In such circumstances, the cons of buying a used excavator can be compounded. Not only is there the need to find space to store it on a job site, but also keep it secure and protected for the period of time when workers are off-site waiting for the project to resume. Renting an excavator provides more freedom and flexibility — if your project sustains a big unforeseen delay, you can return the rented equipment. You can then hire it out again once work resumes, knowing it won’t be sitting idle.
Certainty Versus Flexibility
For any business with a clear and firm vision about their future needs, buying construction equipment may be the ideal choice.

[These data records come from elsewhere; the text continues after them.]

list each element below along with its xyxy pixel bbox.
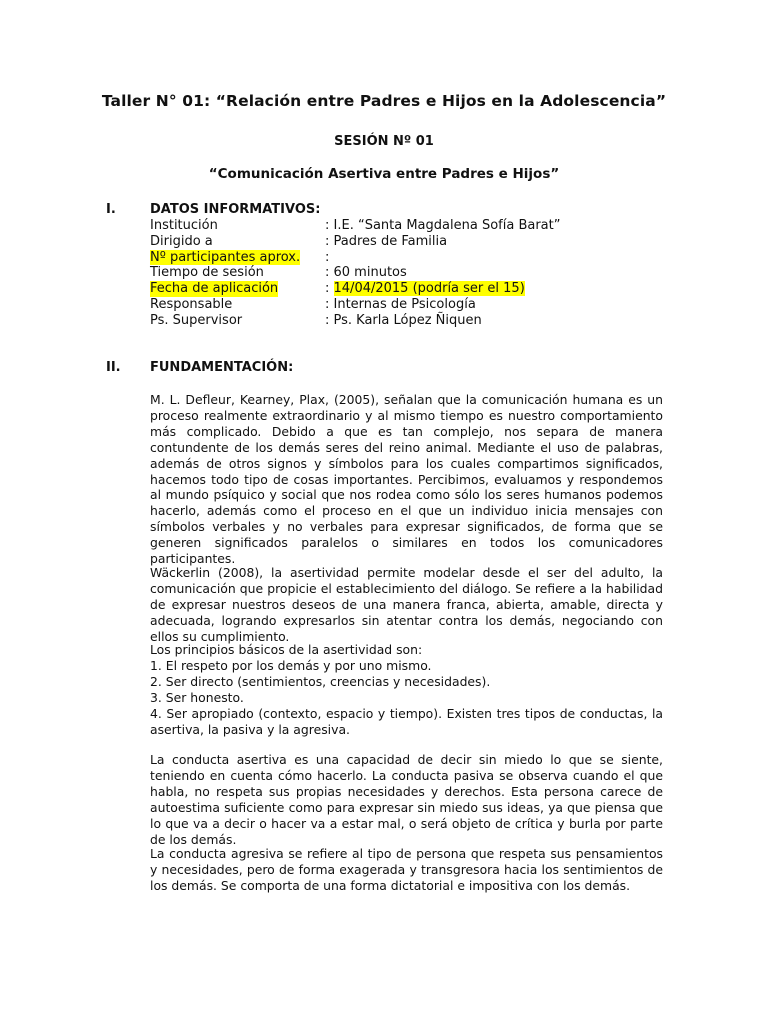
info-value: : Padres de Familia (325, 233, 448, 249)
section-heading-datos (0, 202, 768, 218)
section-number: II. (106, 360, 121, 375)
principle-item: 3. Ser honesto. (150, 689, 244, 705)
paragraph-defleur: M. L. Defleur, Kearney, Plax, (2005), señalan que la comunicación humana es un proceso realmente extraordinario y al mismo tiempo es nuestro comportamiento más complicado. Debido a que es tan complejo, nos separa de manera contundente de los demás seres del reino animal. Mediante el uso de palabras, además de otros signos y símbolos para los cuales compartimos significados, hacemos todo tipo de cosas importantes. Percibimos, evaluamos y respondemos al mundo psíquico y social que nos rodea como sólo los seres humanos podemos hacerlo, además como el proceso en el que un individuo inicia mensajes con símbolos verbales y no verbales para expresar significados, de forma que se generen significados paralelos o similares en todos los comunicadores participantes. (150, 392, 663, 567)
info-value-highlighted: 14/04/2015 (podría ser el 15) (333, 281, 525, 297)
section-number: I. (106, 202, 116, 217)
principle-item: 2. Ser directo (sentimientos, creencias y necesidades). (150, 673, 491, 689)
info-key: Institución (150, 218, 218, 233)
paragraph-conducta-asertiva: La conducta asertiva es una capacidad de decir sin miedo lo que se siente, teniendo en cuenta cómo hacerlo. La conducta pasiva se observa cuando el que habla, no respeta sus propias necesidades y derechos. Esta persona carece de autoestima suficiente como para expresar sin miedo sus ideas, ya que piensa que lo que va a decir o hacer va a estar mal, o será objeto de crítica y burla por parte de los demás. (150, 752, 663, 847)
paragraph-wackerlin: Wäckerlin (2008), la asertividad permite modelar desde el ser del adulto, la comunicación que propicie el establecimiento del diálogo. Se refiere a la habilidad de expresar nuestros deseos de una manera franca, abierta, amable, directa y adecuada, logrando expresarlos sin atentar contra los demás, negociando con ellos su cumplimiento. (150, 565, 663, 644)
info-row-supervisor (150, 313, 570, 329)
info-row-dirigido (150, 234, 570, 250)
section-heading-fundamentacion (0, 360, 768, 376)
section-title: FUNDAMENTACIÓN: (150, 360, 294, 375)
info-row-institucion (150, 218, 570, 234)
info-row-fecha (150, 281, 570, 297)
info-value: : 60 minutos (325, 265, 407, 281)
info-value: : Ps. Karla López Ñiquen (325, 312, 482, 328)
info-key: Tiempo de sesión (150, 265, 264, 281)
info-row-responsable (150, 297, 570, 313)
info-value: : (325, 249, 330, 265)
info-value-prefix: : (325, 281, 334, 297)
info-value: : Internas de Psicología (325, 296, 476, 312)
principles-intro: Los principios básicos de la asertividad son: (150, 642, 423, 657)
info-key: Dirigido a (150, 233, 213, 249)
info-value (325, 281, 525, 297)
info-key: Ps. Supervisor (150, 312, 243, 328)
info-key: Responsable (150, 296, 233, 312)
session-subtitle: “Comunicación Asertiva entre Padres e Hijos” (208, 166, 560, 182)
info-key-highlighted: Nº participantes aprox. (150, 249, 301, 265)
principle-item: 1. El respeto por los demás y por uno mismo. (150, 657, 432, 673)
info-key-highlighted: Fecha de aplicación (150, 281, 279, 297)
info-value: : I.E. “Santa Magdalena Sofía Barat” (325, 218, 561, 233)
info-row-participantes (150, 250, 570, 266)
document-title: Taller N° 01: “Relación entre Padres e Hijos en la Adolescencia” (101, 92, 667, 110)
info-row-tiempo (150, 265, 570, 281)
principle-item: 4. Ser apropiado (contexto, espacio y tiempo). Existen tres tipos de conductas, la asertiva, la pasiva y la agresiva. (150, 705, 663, 737)
session-label: SESIÓN Nº 01 (334, 134, 434, 149)
principles-list (150, 642, 663, 737)
section-title: DATOS INFORMATIVOS: (150, 202, 321, 217)
info-table (150, 218, 570, 329)
paragraph-conducta-agresiva: La conducta agresiva se refiere al tipo de persona que respeta sus pensamientos y necesidades, pero de forma exagerada y transgresora hacia los sentimientos de los demás. Se comporta de una forma dictatorial e impositiva con los demás. (150, 846, 663, 893)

Buying gives a business the assurance that the equipment they need will always be immediately available and ready to use. It can also help streamline processes, and speed up the timeframes for short-term projects to be completed.

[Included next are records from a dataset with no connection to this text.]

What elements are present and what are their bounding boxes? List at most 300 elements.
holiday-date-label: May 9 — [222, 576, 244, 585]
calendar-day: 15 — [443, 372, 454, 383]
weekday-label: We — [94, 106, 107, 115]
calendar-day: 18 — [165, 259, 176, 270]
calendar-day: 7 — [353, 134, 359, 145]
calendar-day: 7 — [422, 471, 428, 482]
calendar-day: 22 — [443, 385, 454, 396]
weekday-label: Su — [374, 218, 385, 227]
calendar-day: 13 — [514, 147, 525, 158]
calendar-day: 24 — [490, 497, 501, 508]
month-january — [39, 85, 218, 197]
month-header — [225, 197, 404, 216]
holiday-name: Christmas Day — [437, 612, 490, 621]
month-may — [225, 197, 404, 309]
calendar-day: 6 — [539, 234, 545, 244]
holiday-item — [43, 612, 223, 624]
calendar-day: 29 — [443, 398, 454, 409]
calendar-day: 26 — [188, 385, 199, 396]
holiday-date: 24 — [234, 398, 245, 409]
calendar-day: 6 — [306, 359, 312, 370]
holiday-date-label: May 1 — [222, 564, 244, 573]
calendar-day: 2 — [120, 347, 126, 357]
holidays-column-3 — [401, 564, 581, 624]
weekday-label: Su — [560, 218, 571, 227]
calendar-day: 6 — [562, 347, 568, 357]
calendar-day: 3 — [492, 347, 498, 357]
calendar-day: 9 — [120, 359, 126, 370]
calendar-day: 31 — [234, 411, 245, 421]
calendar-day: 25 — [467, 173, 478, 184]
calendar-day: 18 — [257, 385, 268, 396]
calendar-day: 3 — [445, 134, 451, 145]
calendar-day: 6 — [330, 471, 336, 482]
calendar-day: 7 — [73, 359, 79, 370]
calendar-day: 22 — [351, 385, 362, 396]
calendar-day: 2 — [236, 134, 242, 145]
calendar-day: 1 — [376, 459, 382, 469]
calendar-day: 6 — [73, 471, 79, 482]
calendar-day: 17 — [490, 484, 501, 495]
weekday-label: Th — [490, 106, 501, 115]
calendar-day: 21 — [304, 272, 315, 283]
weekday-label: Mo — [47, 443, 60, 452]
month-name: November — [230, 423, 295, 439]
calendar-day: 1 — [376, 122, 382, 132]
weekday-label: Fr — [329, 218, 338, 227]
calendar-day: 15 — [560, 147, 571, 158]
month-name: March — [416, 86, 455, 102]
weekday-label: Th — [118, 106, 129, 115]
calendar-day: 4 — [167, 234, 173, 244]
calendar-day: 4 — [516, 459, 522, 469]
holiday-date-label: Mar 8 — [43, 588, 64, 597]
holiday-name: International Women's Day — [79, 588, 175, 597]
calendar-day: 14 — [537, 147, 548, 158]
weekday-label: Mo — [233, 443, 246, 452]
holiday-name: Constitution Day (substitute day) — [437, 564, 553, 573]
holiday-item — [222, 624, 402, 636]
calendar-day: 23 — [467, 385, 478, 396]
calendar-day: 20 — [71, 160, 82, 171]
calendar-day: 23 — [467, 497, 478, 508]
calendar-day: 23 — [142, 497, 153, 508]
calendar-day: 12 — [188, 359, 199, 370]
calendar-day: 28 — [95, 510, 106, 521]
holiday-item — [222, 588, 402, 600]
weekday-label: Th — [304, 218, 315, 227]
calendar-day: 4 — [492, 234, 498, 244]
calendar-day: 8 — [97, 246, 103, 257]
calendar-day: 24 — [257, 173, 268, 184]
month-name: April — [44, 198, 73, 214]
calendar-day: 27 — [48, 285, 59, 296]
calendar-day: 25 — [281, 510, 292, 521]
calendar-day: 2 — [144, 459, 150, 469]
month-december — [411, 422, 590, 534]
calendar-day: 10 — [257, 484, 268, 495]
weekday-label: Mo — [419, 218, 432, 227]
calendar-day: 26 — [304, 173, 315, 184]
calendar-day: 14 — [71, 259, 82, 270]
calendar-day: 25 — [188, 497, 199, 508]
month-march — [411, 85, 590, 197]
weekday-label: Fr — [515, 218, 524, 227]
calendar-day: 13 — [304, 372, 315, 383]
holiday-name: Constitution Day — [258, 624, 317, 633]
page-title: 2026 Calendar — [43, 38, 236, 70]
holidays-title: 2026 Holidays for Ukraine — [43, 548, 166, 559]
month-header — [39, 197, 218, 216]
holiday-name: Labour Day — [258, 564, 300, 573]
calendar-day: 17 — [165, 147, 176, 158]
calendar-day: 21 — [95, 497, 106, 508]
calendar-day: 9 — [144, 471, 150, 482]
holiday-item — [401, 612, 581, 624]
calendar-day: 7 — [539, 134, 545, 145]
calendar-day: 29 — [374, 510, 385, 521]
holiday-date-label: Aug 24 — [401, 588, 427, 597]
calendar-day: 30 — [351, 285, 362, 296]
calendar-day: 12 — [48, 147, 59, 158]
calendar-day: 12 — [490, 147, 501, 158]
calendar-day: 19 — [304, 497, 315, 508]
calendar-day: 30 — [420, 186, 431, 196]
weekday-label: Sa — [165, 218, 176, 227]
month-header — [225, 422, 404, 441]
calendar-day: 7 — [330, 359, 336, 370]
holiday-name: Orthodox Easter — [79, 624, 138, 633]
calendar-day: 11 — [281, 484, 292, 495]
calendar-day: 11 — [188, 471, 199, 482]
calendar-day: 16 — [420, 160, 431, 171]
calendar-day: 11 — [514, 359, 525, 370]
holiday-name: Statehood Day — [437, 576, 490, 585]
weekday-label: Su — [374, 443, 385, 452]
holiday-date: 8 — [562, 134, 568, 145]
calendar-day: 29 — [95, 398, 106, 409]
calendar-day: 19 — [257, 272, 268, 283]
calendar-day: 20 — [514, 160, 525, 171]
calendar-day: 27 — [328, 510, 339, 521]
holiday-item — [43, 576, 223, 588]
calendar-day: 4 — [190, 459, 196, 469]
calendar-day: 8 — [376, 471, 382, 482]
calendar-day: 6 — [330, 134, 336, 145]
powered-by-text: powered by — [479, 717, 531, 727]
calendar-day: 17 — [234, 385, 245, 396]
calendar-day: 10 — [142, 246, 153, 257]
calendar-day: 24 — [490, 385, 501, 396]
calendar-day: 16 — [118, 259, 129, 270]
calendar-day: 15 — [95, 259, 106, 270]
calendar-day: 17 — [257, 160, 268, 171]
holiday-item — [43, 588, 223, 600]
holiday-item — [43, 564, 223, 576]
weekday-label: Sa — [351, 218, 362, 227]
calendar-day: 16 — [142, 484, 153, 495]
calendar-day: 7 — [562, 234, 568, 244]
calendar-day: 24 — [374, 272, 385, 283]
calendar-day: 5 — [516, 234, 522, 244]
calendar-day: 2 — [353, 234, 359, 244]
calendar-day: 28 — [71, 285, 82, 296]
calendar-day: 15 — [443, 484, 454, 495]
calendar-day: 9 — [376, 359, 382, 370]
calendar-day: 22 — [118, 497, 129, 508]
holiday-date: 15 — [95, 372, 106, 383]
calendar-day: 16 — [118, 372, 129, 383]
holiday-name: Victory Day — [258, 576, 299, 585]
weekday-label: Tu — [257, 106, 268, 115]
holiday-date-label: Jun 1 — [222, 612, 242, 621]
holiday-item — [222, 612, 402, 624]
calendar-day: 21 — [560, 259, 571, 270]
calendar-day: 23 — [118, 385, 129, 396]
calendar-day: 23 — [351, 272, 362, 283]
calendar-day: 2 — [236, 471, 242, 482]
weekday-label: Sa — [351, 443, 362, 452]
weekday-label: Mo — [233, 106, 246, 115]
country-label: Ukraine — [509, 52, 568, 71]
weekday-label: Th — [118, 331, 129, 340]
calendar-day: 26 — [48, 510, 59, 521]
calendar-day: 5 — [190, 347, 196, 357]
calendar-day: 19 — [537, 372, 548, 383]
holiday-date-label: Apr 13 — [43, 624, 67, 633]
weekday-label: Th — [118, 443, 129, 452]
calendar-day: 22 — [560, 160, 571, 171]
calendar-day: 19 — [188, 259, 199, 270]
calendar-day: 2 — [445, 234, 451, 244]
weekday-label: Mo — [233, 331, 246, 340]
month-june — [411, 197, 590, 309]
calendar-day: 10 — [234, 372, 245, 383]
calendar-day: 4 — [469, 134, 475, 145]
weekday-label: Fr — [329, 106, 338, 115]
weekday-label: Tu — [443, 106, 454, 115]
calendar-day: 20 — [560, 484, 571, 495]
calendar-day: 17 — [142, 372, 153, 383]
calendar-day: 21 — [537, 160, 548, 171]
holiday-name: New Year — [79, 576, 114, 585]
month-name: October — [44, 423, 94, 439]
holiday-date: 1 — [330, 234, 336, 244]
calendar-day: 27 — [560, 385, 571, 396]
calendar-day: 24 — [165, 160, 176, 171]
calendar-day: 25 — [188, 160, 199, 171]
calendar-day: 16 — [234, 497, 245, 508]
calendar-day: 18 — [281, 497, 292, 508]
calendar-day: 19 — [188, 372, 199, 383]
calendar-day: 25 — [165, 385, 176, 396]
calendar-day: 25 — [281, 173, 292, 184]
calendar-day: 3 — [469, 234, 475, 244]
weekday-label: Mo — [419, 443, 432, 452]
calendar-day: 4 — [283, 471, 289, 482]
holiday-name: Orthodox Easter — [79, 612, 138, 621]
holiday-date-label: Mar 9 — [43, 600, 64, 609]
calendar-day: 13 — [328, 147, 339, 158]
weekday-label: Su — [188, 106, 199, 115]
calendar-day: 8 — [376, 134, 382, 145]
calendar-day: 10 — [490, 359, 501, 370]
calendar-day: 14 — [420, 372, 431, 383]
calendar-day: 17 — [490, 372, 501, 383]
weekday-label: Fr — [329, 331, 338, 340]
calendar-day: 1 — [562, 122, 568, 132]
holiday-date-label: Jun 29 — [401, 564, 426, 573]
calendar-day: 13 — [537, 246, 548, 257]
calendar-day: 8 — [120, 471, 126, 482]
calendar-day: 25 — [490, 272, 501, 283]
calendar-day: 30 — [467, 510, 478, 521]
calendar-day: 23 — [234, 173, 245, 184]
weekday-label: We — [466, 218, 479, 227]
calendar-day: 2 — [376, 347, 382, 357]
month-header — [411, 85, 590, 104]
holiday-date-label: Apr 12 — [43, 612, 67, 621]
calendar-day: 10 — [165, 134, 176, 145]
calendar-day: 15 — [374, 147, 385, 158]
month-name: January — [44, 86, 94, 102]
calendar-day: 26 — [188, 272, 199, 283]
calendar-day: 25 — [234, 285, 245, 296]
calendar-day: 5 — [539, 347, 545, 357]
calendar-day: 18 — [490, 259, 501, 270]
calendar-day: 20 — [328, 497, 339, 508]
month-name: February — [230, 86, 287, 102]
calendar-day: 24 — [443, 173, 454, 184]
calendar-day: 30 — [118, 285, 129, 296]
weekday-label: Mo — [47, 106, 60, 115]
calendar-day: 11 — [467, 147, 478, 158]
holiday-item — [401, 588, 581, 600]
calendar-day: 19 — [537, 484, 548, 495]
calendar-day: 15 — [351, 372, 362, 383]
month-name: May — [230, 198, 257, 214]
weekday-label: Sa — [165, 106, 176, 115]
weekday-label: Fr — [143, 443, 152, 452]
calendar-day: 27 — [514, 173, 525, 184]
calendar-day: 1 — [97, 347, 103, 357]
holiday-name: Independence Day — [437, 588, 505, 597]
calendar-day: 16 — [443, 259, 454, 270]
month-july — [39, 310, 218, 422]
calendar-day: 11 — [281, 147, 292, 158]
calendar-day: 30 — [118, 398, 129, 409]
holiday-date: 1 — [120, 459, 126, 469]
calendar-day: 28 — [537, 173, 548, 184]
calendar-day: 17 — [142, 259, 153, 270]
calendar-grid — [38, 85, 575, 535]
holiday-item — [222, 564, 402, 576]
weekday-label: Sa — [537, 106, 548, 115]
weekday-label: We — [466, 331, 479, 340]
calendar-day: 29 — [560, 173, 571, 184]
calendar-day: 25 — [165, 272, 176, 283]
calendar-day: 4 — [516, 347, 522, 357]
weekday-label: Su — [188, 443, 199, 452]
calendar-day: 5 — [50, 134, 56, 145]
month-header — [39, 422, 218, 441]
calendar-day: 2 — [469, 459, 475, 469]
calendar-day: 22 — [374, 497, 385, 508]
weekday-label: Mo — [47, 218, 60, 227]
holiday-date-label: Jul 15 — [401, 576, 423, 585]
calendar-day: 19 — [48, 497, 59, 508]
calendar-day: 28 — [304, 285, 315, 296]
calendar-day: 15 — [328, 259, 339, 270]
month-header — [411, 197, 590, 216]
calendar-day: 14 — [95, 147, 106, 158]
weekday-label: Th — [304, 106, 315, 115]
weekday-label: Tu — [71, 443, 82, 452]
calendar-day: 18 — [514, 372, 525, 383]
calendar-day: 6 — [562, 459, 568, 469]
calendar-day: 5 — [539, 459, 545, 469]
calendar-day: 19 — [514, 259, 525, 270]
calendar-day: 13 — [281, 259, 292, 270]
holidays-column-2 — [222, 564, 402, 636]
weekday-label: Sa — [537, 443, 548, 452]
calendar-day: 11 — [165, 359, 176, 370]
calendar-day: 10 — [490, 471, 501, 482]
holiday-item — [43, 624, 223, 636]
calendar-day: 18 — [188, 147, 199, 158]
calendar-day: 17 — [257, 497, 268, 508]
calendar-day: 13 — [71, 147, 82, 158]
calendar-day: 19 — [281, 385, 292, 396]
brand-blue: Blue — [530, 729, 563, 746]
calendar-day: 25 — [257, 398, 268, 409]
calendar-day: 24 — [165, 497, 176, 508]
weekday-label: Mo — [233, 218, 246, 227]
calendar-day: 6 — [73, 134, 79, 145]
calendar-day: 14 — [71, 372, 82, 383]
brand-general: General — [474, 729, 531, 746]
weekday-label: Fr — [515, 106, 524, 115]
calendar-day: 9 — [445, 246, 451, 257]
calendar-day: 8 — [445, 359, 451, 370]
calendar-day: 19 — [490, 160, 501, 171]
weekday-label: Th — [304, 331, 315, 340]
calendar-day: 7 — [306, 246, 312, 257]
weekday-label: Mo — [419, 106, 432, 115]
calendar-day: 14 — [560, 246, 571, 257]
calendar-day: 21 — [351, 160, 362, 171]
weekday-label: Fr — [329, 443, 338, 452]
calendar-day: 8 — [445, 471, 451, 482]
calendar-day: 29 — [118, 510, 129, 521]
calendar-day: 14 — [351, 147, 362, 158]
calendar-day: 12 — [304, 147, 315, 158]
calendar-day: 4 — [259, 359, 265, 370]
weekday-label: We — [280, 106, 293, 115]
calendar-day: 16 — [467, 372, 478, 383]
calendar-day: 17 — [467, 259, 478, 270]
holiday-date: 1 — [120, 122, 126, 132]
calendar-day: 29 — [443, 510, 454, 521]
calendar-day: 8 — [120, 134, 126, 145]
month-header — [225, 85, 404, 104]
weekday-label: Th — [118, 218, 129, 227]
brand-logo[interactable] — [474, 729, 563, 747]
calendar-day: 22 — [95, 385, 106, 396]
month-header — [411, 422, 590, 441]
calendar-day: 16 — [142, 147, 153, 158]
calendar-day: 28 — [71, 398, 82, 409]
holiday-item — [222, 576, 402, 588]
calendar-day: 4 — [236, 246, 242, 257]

However, it’s also important to keep in mind
that buying offers significantly less flexibility than renting. For example,
your team may start a project with a 3.5T excavator, but changes to the project
may later require a 5.5T excavator. If you’re renting, it’s
possible to return the equipment and make an easy swap to a different size. But
if you’re the owner, it can be a long and laborious process to try to get the
rig sold on the second-hand market, and you might end up having to rent the
correct equipment anyway.
In sum, always consider your exact needs and budget very carefully when deciding whether to rent or purchase a used excavator. Both come with advantages and drawbacks, although renting ultimately provides more flexibility and affordability for most projects.